The last few weeks have been marked by intense fluctuations in the financial markets’ mood. At the international level, the outcome of the American elections, the promising test results of some COVID-19 vaccines and the worsening of the pandemic, particularly in Europe, contributed to this behavior.

Joe Biden’s victory in the presidential elections was in line with the polls, but it was more difficult and disputed than they predicted. The Congressional elections were also less favorable for the Democratic Party than polls had signaled. The Republicans expanded their presence in the House, although without gaining control of it. In the Senate, on the other hand, it seems that the Republicans will maintain their majority.
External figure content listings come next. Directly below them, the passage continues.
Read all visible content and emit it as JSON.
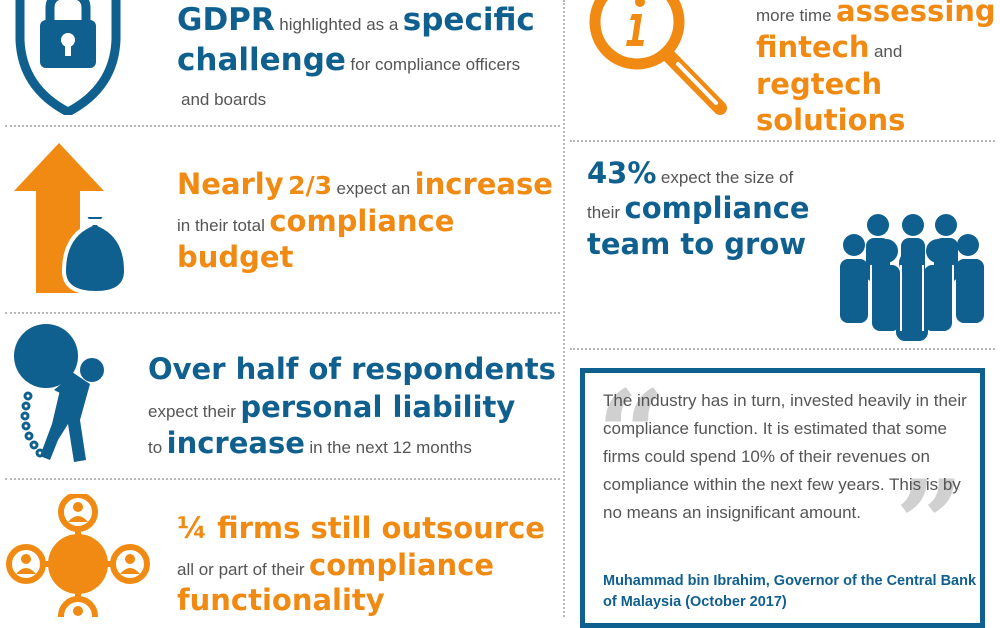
{
  "colors": {
    "blue": "#0f5f8f",
    "orange": "#f08a12",
    "text": "#555555"
  },
  "icons": [
    "lock-shield-icon",
    "magnifier-info-icon",
    "arrow-moneybag-icon",
    "people-group-icon",
    "person-ball-chain-icon",
    "network-people-icon"
  ],
  "gdpr": {
    "w1": "GDPR",
    "w2": "highlighted as a",
    "w3": "specific",
    "w4": "challenge",
    "w5": "for compliance officers",
    "w6": "and boards"
  },
  "fintech": {
    "w1": "more time",
    "w2": "assessing",
    "w3": "fintech",
    "w4": "and",
    "w5": "regtech",
    "w6": "solutions"
  },
  "budget": {
    "w1": "Nearly",
    "w2": "2/3",
    "w3": "expect an",
    "w4": "increase",
    "w5": "in their total",
    "w6": "compliance",
    "w7": "budget"
  },
  "team": {
    "w1": "43%",
    "w2": "expect the size of",
    "w3": "their",
    "w4": "compliance",
    "w5": "team to grow"
  },
  "liability": {
    "w1": "Over half of respondents",
    "w2": "expect their",
    "w3": "personal liability",
    "w4": "to",
    "w5": "increase",
    "w6": "in the next 12 months"
  },
  "outsource": {
    "w1": "¼ firms still outsource",
    "w2": "all or part of their",
    "w3": "compliance",
    "w4": "functionality"
  },
  "quote": {
    "text": "The industry has in turn, invested heavily in their compliance function. It is estimated that some firms could spend 10% of their revenues on compliance within the next few years. This is by no means an insignificant amount.",
    "attribution": "Muhammad bin Ibrahim, Governor of the Central Bank of Malaysia (October 2017)"
  }
}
Judging by the behavior of asset prices, the financial markets welcomed the unexpected division of power between Democrats and Republicans, even though this may mean a more modest recovery in activity and employment in 2021.

Advances in the discovery of an effective vaccine have generated optimism and increased risk appetite, as the likelihood of a safer health solution to stop the pandemic next year has grown. Everything indicates that by the end of the year, several companies will have requested authorization to produce and distribute their vaccines, which have proven highly effective. By the middle of the first half of 2021, it seems probable that a comprehensive vaccination program will be under way, at least in developed countries.

This positive news about vaccines reduced the impact of the failure to approve a robust new fiscal package in the U.S. this year. The divided Congress, President Donald Trump’s stance on the election results and the surprisingly high vote he received have helped maintain the political impasse between Republicans and Democrats and make it unlikely that a new fiscal package will be approved by the current administration.